Suppose a $3 \times 3$ real matrix $A$ is not similar to any upper-triangular matrix on the real field $\mathbb{R}$, that is, there is no $3 \times 3$ invertible real matrix $P$, such that $P^{-1}AP$ is an upper-triangular matrix. Prove that $A$ is similar to a diagonal matrix on the complex field $\mathbb{C}$.
My Solution
I need to cite the following result:
Two real matrices $A$ and $B$ are similar on $\mathbb{C}$ if and only if $A$ and $B$ are similar on $\mathbb{R}$. In detail, if there exists an invertible $P \in \mathbb{C}^{n \times n}$ such that $B = P^{-1}AP$, then there exists a $Q \in \mathbb{R}^{n \times n}$ such that $B = Q^{-1}AQ$.

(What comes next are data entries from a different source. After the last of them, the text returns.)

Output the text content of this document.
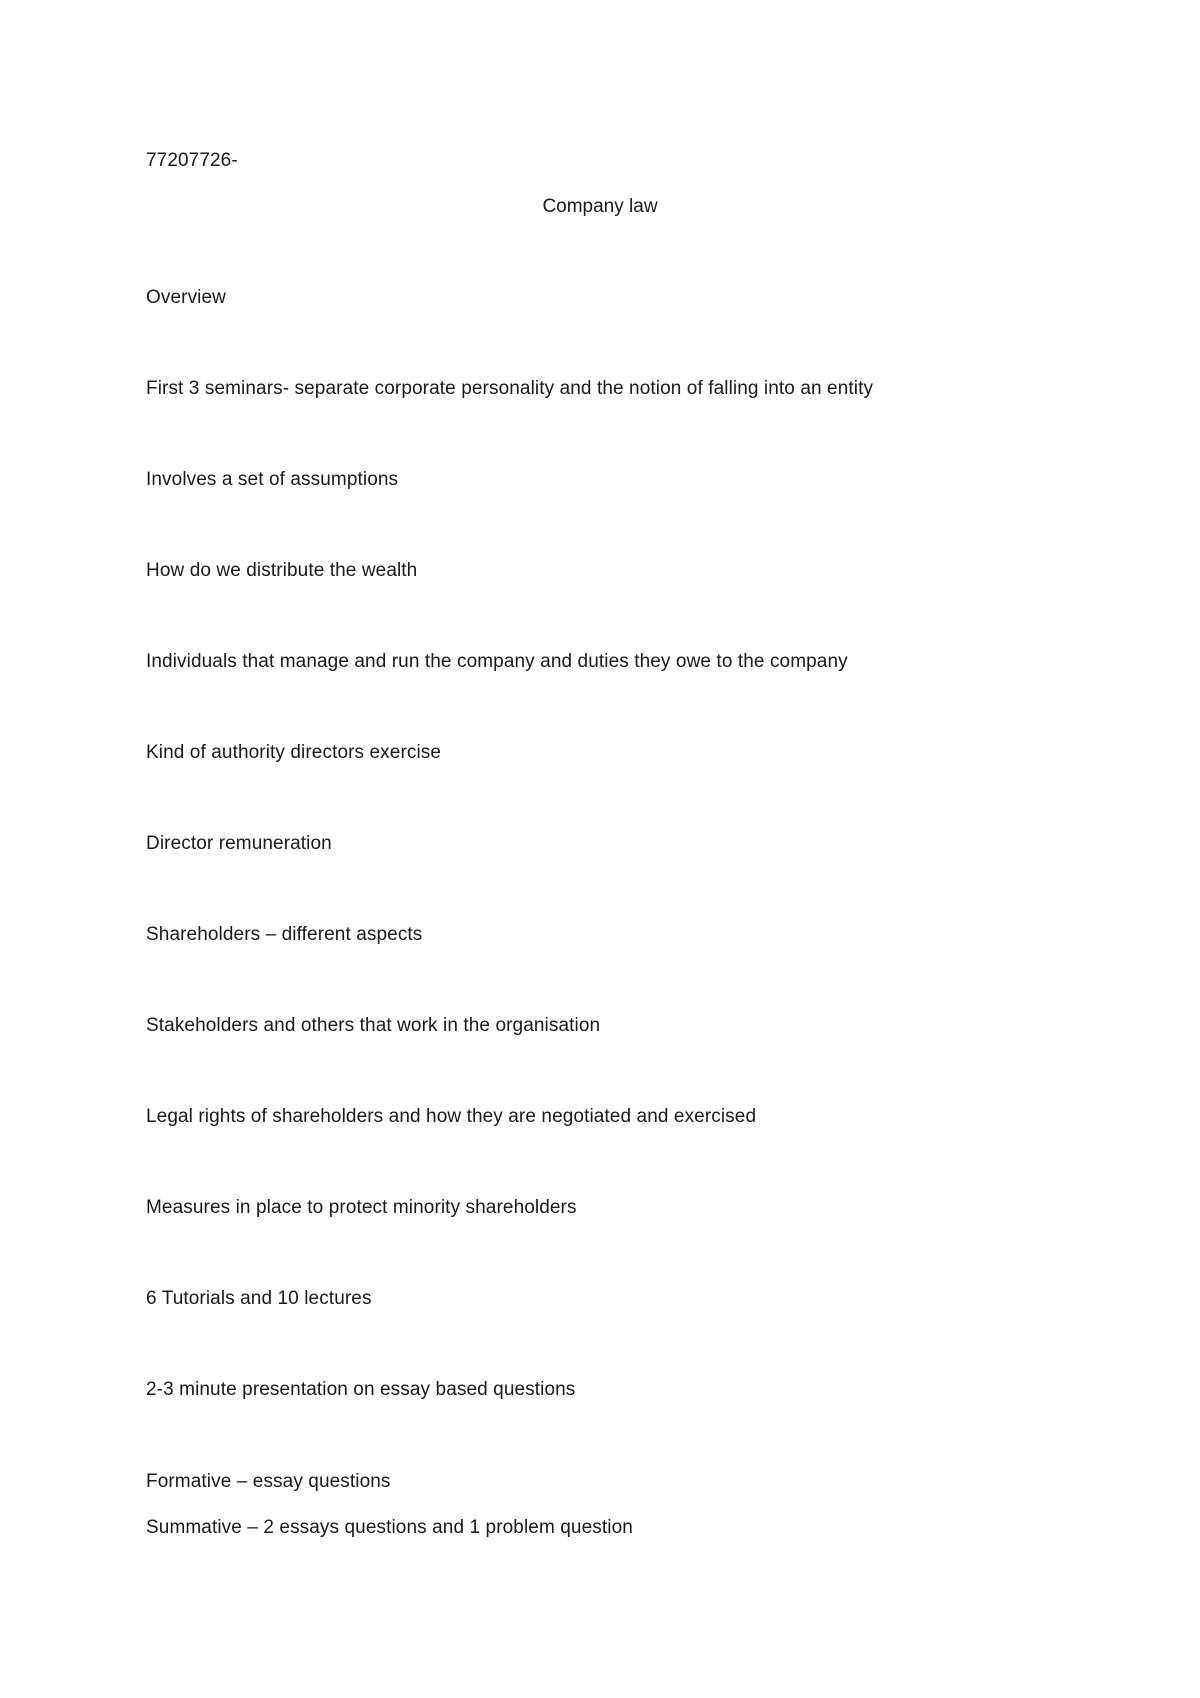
77207726-
Company law
Overview
First 3 seminars- separate corporate personality and the notion of falling into an entity
Involves a set of assumptions
How do we distribute the wealth
Individuals that manage and run the company and duties they owe to the company
Kind of authority directors exercise
Director remuneration
Shareholders – different aspects
Stakeholders and others that work in the organisation
Legal rights of shareholders and how they are negotiated and exercised
Measures in place to protect minority shareholders
6 Tutorials and 10 lectures
2-3 minute presentation on essay based questions
Formative – essay questions
Summative – 2 essays questions and 1 problem question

I then prove the conclusion by contradiction. If $A$ is not similar to a diagonal matrix on $\mathbb{C}$, $A$ would have at least two identical eigenvalues. Because $n = 3$ and the imaginary roots appear in pair, this means all $A$'s eigenvalues are real numbers. There are two cases.
All eigenvalues equal to $\lambda_0$. Using the Jordan canonical form theory, $A$ is similar to one of the following three matrices: \begin{equation*} \begin{pmatrix} \lambda_0 & 0 & 0 \\ 0 & \lambda_0 & 0 \\ 0 & 0 & \lambda_0 \end{pmatrix}, \quad \begin{pmatrix} \lambda_0 & 1 & 0 \\ 0 & \lambda_0 & 0 \\ 0 & 0 & \lambda_0 \end{pmatrix}, \quad \begin{pmatrix} \lambda_0 & 1 & 0 \\ 0 & \lambda_0 & 1 \\ 0 & 0 & \lambda_0 \end{pmatrix}. \end{equation*} In either case, $A$ would be similar to an upper-triangular matrix on $\mathbb{R}$ (using the result stated at the very beginning), contradiction.
Two eigenvalues equal to $\lambda_1$, the remaining eigenvalue equals to $\lambda_2 \neq \lambda_1$. Under this case, $A$ is similar to one of the following two matrices: \begin{equation*} \begin{pmatrix} \lambda_1 & 0 & 0 \\ 0 & \lambda_1 & 0 \\ 0 & 0 & \lambda_2 \end{pmatrix}, \quad \begin{pmatrix} \lambda_1 & 1 & 0 \\ 0 & \lambda_1 & 0 \\ 0 & 0 & \lambda_2 \end{pmatrix}. \end{equation*} In either case, $A$ would be similar to an upper-triangular matrix on $\mathbb{R}$, contradiction.
Therefore, $A$ has three different eigenvalues, hence it's diagonalizable on $\mathbb{C}$.
My Question
Is there any more direct solution that possibly avoids using Jordan form and the result I cited? Because this is an exercise appeared before the Jordan form chapter is introduced.
$A$ must have an eigenvalue with a non zero imaginary part (otherwise all eigenvalues are real and hence would be similar to an upper triangular matrix, cf. the real Schur form).
Since $A$ is real the non real eigenvalues must be a complex conjugate pair. Since all the eigenvalues are distinct it is diagonalisable (over $\mathbb{C}$).